When the old and strangely always knowing eyes of the physician met Aria's, out of instinct, she held them unblinkingly. As crystal blue held forest green, Aria, who had been moments before a young girl, now transfigured into marble. Guise, acted in the place of the old religion's 'Gorgon', Man turned Medusa. As he looked into her, he turned the once-girl into a cold and unfeeling statue. She was no coward, she refused to look away – she had too much of her father's pride in her to shrink under anybody's gaze. This was, perhaps, the only reason he could truly place her.

The child of such a father, no matter if separated or despised, could never completely sever the ties that mark them as kin.

As Aria stood with her joints of stone, there was more of her father in her than she ever could have realized, but Giuse saw it in her then, and would have been able to place her in even if her eyes had not already betrayed her. Giuse was the first to blink, as recognition set in them.

It was then when Aria understood that she had lost the battle, and Giuse had already, in only a moment, figured out who she was. This was when she looked away.

The nameless innkeeper was her salvation. "Did you need something?" He asked, voice gruff but subservient and almost kind, noticing his customer had approached his desk, seemingly in need of something from him. Aria wondered if he had caught any hint of the war of gazes she had lost, or if he could possibly guess the meaning of her defeat.

"I'd like a basin of water to be brought to my room, if that's possible." Aria said to him calmly, no hint of the content of her mind betrayed in her voice.

" 'Course." The innkeeper chuffed, nodding his large, meaty head.

Aria gave a thin-lipped smile and turned in an about face to head back to the salvation of her room, but she was captured by the voice of Guise, ensnaring her with a question.

"Has anyone ever told you, you have interesting eyes?" His tone rested in the realm of accusation, and not query. Aria knew she was found out.

"No." She told the truth, no one ever had, no one knew enough to think them strange. To the average observer, they were of average shape and size, and the dark green color was often overlooked to be a muck brown. Giuse knew better, Giuse was not an average onlooker, he not only looked, he saw. And he saw her for what she was, who she was.

"You have an irregularity in the iris of your right eye – just there-" He pointed to the splotch of brown that hid in the green of her eyes, a trait she knew she shared with her father, the only physical similarity they shared. Where his hair was dark, hers was light, where he was lofty and tall, she was hardly seen as more than a child due to her slight build. There had once been a time, brief as it was in her childhood, when she had prayed to one day grow into the same imposing visage of her father. She had wanted so desperately for him to finally accept her. That had been a very long time ago.

"It is a genetic characteristic, rare, as it is not always passed on. In fact, I myself have only seen it in one other person here in Camelot." Guise continued.

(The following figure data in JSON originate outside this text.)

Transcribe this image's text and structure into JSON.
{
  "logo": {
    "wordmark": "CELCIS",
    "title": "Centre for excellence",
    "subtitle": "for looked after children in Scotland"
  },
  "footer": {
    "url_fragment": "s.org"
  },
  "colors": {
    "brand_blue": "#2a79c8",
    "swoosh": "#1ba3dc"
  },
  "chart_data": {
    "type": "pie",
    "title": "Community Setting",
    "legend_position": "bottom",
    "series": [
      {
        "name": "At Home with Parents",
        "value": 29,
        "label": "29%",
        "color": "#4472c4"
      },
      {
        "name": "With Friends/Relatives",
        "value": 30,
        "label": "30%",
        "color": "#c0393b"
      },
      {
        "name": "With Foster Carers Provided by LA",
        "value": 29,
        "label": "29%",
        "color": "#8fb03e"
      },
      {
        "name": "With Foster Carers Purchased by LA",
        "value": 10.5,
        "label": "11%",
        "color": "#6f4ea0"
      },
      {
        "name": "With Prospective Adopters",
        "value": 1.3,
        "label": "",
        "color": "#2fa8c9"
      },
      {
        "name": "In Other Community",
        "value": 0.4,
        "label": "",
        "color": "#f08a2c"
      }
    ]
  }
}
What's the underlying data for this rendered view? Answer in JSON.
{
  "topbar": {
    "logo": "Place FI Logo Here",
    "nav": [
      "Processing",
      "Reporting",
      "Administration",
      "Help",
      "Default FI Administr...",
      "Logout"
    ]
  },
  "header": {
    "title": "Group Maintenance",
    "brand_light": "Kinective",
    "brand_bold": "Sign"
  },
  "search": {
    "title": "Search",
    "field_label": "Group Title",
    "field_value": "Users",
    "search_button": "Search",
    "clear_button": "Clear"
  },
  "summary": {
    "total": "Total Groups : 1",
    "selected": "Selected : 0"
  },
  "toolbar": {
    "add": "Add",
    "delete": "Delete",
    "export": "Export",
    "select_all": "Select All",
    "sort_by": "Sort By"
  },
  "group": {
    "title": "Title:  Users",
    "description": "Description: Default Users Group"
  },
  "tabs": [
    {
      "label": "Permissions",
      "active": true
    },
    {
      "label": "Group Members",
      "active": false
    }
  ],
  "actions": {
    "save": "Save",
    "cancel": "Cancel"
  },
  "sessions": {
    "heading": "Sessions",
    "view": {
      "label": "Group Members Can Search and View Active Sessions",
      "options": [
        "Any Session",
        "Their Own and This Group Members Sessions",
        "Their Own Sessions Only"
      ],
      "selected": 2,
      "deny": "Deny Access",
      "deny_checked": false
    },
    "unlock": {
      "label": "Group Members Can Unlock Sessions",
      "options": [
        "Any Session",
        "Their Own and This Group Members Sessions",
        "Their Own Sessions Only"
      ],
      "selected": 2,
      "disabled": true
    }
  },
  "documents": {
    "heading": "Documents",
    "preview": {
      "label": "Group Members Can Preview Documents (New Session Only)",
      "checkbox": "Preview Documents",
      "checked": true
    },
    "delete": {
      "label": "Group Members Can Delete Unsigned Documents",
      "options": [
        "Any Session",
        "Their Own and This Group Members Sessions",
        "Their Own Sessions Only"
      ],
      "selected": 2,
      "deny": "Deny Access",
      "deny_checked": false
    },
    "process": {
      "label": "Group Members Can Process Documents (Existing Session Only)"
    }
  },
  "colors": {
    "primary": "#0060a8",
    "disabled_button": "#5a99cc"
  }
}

Aria knew he wouldn't simply drop the subject, she knew that the safety she sought in her rented room was too far away. It may have been her own stubborn pride that kept her from running, but it had already won over her fear, as her curiosity had won over her sense of self-preservation. Perhaps her inability to step away from the bear trap she had stepped into was what would one day lead her to her doom. Aria knew what game Guise was playing, she saw through him just as easily he had seen through her. The only difference was, Guise thought he would win the game. Aria had always been too much like her father, too prideful and temperamental. Neither of them liked to lose, and Aria had a long history of throwing the pieces into the fire before she had to admit she was wrong or weak. She could not lose the game she refused to play.

Aria looked again into the eyes of the mad old man who believed he could win this battle of wills with her. She held his eyes for a moment, and set the gameboard ablaze with the only two words that would end Guise's play.

"The King."

She let the fire of the end of their conversation burn in her eyes for the smallest of moments before she turned on her heel with a rod-straight back and fled from the damnation she had brought unto herself.

With every step up, Aria had to hold her breath and study the stairs. Every wooden panel stained with age and spilt ale or spilt blood of the drunken passerby too inebriated to properly climb them, she counted them, and bit her inside of her mouth. There had been sixteen. Three of them squeaked. Three of them had called out their discomfort, but no mere groan of the old wood could match the screams inside Aria. With every step away from the confrontation that forged her pride disguised as false courage Aria lost the warmth of the fires and the steel inside her that held her up. With all the steps conquered, the door closed and latched behind her, that steel was gone, and the last strength that kept her standing had abandoned her. The Princess of Camelot collapsed on the grimy floor of the Inn room and wept.

She had planned to say goodbye to her brother before her death. She supposed that was a lost hope. Guise had always been the King's most loyal and trusted adviser, anything Guise knew was not withheld for long. The length of Aria's life rested now rested upon the time it took the old man to travel from the inn back to the Castle.